25; a fool

65 10 17
                                    

Pukul delapan malam, Chanif baru selesai merapikan isi lemarinya kala terdengar suara mesin motor Ajun di luar. Tak lama, menyusul suara kunci pintu dibuka serta teriakan salam dari sang kakak.

Chanif menggeleng. Menutup lemari pakaian di depannya, lelaki itu lantas melangkah keluar kamar.

Kala tiba di ruang tengah, Chanif mendapati Ajun telah duduk di salah satu sofa. Dengan kepala menengadah, bertumpu pada sandaran sofa dan mata memejam. Jaket serta kaus kakinya bahkan masih melekat di tempat masing-masing, belum dilepaskan.

"Kenapa lo, Mas?" Chanif bertanya, sembari duduk tidak jauh dari sang kakak. "Kusut banget."

Terdengar embusan napas Ajun. "Capek, anjir. Gue seharian abis berantem sama buyer-buyer aneh."

Chanif mendengkus tertawa. "Kirain ribut sama bos lo lagi."

Ajun ikut tertawa. Tubuhnya sudah kembali menegak, pupil legamnya bertemu dengan milik Chanif. Lelaki itu lantas menggelengkan kepala. Menyadari sorot lelah dari mata sang kakak, Chanif memutuskan untuk menjadi adik yang baik hari ini.

"Udah makan lo, Mas?"

"Belom," sahut Ajun, dengan nada siap menumpahkan kekesalan. "Boro-boro. Gue kira malah gue bakal nginep di kantor hari ini."

"Lo abis lembur?" Chanif bertanya memastikan.
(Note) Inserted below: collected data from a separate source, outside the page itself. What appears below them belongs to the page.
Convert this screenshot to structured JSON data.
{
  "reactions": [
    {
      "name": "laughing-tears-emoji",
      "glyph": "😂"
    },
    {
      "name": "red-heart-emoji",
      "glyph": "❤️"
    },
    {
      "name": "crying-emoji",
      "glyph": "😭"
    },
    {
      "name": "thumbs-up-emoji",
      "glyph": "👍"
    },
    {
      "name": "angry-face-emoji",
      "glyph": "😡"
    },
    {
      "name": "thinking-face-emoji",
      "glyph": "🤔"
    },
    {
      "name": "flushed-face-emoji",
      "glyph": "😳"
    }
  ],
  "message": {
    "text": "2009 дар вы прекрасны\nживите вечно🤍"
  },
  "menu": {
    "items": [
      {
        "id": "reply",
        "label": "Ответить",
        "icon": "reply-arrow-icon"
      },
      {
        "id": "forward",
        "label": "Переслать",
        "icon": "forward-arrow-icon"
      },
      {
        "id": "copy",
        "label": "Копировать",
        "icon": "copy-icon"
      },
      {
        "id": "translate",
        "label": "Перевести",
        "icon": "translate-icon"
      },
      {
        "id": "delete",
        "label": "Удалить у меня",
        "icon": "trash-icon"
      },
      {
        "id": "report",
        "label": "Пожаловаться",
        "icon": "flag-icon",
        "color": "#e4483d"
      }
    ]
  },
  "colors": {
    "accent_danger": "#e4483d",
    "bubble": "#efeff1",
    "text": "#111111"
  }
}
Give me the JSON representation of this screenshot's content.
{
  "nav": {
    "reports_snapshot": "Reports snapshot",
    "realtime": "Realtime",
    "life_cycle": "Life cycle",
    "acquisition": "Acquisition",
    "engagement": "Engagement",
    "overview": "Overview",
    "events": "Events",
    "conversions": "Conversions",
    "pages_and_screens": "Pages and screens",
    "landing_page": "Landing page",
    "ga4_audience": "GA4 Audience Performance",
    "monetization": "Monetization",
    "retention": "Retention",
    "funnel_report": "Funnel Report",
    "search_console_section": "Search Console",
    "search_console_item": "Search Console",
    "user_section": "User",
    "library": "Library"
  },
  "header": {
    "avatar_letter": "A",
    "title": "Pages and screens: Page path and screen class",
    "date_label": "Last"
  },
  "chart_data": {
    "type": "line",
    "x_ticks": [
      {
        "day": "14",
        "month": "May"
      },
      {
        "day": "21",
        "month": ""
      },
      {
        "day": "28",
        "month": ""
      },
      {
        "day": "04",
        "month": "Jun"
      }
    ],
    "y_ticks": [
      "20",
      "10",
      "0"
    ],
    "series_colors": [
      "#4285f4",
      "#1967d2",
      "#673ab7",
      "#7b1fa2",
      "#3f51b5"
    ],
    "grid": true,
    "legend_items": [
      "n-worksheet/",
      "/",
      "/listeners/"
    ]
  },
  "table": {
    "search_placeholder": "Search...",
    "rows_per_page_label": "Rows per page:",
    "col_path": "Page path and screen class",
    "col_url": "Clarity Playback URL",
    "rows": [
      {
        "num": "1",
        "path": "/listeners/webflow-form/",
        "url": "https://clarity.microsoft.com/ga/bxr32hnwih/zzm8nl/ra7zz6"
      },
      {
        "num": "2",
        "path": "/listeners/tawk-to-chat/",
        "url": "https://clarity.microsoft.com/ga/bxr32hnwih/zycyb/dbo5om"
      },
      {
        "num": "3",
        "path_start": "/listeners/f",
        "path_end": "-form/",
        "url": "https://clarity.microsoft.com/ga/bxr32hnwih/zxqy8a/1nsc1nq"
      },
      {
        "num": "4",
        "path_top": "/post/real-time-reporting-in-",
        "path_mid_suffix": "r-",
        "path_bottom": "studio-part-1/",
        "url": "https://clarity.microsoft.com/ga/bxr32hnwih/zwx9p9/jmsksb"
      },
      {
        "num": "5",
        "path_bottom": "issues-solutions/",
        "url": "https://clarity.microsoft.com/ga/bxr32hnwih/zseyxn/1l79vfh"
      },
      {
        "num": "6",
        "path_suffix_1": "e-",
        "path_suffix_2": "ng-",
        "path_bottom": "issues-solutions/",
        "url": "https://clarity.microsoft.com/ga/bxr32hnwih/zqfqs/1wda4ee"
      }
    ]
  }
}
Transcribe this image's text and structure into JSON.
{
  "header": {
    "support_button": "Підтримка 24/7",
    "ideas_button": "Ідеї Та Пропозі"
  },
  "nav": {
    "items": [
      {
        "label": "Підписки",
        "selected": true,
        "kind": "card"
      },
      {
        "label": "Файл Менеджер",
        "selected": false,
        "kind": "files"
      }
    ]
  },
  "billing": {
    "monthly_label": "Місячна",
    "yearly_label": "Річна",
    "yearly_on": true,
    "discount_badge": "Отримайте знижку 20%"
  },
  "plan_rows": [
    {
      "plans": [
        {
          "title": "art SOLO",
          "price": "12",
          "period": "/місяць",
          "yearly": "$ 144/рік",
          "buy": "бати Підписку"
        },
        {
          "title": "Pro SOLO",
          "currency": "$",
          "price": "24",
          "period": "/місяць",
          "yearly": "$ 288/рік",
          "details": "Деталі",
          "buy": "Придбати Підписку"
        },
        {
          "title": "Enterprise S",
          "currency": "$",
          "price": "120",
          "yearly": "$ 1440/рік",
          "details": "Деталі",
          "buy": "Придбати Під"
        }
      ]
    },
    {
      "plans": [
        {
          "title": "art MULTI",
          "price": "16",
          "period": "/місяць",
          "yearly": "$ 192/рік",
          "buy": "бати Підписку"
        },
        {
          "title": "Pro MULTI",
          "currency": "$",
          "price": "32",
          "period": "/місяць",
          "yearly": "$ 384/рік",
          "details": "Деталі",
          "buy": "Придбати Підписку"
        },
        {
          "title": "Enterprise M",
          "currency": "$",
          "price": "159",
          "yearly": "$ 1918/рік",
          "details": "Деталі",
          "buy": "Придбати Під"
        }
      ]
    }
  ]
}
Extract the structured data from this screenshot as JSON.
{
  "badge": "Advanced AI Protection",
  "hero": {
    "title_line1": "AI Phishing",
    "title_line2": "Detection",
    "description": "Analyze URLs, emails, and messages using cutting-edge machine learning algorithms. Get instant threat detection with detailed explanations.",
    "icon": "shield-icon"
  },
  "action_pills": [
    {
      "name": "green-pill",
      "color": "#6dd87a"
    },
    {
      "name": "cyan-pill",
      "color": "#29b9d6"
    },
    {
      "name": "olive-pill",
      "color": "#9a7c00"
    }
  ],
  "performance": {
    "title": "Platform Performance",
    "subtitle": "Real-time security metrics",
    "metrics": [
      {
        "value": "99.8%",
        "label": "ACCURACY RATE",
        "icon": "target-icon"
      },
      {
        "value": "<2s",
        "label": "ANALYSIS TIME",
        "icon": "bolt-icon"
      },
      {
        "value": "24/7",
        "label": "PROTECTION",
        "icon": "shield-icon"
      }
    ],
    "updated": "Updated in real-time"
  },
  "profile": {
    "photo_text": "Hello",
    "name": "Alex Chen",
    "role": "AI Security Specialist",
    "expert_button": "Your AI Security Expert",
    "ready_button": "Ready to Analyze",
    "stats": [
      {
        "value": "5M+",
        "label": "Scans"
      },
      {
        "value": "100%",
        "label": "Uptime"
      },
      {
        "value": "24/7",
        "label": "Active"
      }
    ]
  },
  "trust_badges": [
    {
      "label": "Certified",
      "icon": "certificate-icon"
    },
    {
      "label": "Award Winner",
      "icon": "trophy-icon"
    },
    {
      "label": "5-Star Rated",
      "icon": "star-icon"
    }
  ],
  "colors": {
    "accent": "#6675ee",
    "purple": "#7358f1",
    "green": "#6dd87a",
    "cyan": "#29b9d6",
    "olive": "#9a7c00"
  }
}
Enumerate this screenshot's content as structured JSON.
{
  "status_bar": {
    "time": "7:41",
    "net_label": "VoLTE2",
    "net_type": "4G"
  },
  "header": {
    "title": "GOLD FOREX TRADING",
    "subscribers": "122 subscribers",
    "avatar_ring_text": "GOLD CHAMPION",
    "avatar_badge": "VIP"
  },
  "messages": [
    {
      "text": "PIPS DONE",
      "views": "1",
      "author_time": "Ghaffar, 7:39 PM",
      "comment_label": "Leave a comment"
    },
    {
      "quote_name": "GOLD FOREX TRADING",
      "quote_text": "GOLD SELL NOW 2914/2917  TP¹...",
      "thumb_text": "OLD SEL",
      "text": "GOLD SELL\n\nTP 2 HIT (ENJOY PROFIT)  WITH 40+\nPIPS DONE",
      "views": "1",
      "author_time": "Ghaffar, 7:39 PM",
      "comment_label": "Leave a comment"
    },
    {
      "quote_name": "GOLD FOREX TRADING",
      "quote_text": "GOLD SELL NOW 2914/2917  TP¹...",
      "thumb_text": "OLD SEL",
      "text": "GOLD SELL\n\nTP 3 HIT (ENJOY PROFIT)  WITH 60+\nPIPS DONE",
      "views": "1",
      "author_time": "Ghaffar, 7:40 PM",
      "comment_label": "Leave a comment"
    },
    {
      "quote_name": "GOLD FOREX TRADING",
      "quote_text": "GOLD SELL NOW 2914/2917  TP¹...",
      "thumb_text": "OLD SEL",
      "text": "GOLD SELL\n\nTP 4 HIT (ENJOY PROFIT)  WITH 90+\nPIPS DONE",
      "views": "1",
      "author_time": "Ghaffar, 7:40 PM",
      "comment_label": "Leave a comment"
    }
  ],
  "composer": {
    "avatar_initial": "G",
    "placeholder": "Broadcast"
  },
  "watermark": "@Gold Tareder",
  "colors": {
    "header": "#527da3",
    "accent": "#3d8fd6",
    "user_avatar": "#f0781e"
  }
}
Membuat Ajun menyipit garang ke arahnya.

"Lo pikir kenapa gue baru balik jam segini?"

Yang ditanya mengangkat bahu tak acuh. "Siapa tahu abis makan bareng calon kakak ipar gue lagi," kata Chanif, mencoba bercanda meski ia harus merasakan pahit di lidah setelah mengucapkan beberapa kata tertentu tadi. "Makanya gue nanya, lo udah makan belom."

"Orang gila," sergah Ajun. Namun, tak urung, cengirannya terbit juga. Seolah topik yang diangkat Chanif berhasil mengubah sedikit suasana hatinya. "Sibuk banget gue hari ini. Belum sempet kepikiran dia."

Sekarang lo kepikiran, kan, Mas?

Chanif menggeleng samar. Mengusir bisikan-bisikan tidak berguna dari dalam kepalanya. Ia harus terbiasa melakukan ini. Terbiasa menerima dan menutupi dari Ajun soal perasaannya.

"Chat sono kalo udah inget. Biar enggak kusut-kusut banget muka lo," saran Chanif sambil lalu. Si bungsu itu lantas berpura-pura menyibukkan diri, memeriksa beberapa notifikasi di ponselnya.

Tawa Ajun menguar di udara tak lama setelahnya.

"Enggak gitu konsep mainnya, Chan." Ajun menyahut kalem. "Dapet nomernya aja baru kemaren, masa udah nge-chat mulu? Risih nanti orangnya."

Chanif mengernyit. Pupilnya bergerak diam-diam, mengawasi sosok Ajun yang kembali menyandar dan memandangi langit-langit ruangan. Ia merasa janggal. Masa, sih, Ajun baru mendapat nomor Citra belum lama ini?

"Kenapa ..." Chanif berdeham sebentar. "... lo baru dapet nomernya?"

Pandangan Ajun berpindah ke wajah Chanif. Senyum konyol di bibir lelaki itu belum luntur, masih terpeta jelas. "Gue baru berani minta," aku Ajun, lekas memutus kontak mata dengan adiknya. "Enggak enak aja. Baru kenal, baru ngobrol beberapa kali, masa udah main minta nomor aja?"

Kepala Chanif semakin pusing mendengar apa yang baru Ajun urai. Bukankah Ajun sudah berteman begitu akrab dengan Danar? Bukankah kakaknya itu telah beberapa kali menginap di rumah Danar? Bukankah seharusnya, itu berarti, Ajun sudah mengenal Citra sejak lama?

"Kok ... baru kenal?" tanya Chanif, terdengar lebih kepada dirinya sendiri.

Ajun tidak menyadari tingkah aneh sang adik. Ia hanya menoleh singkat lalu tertawa kecil.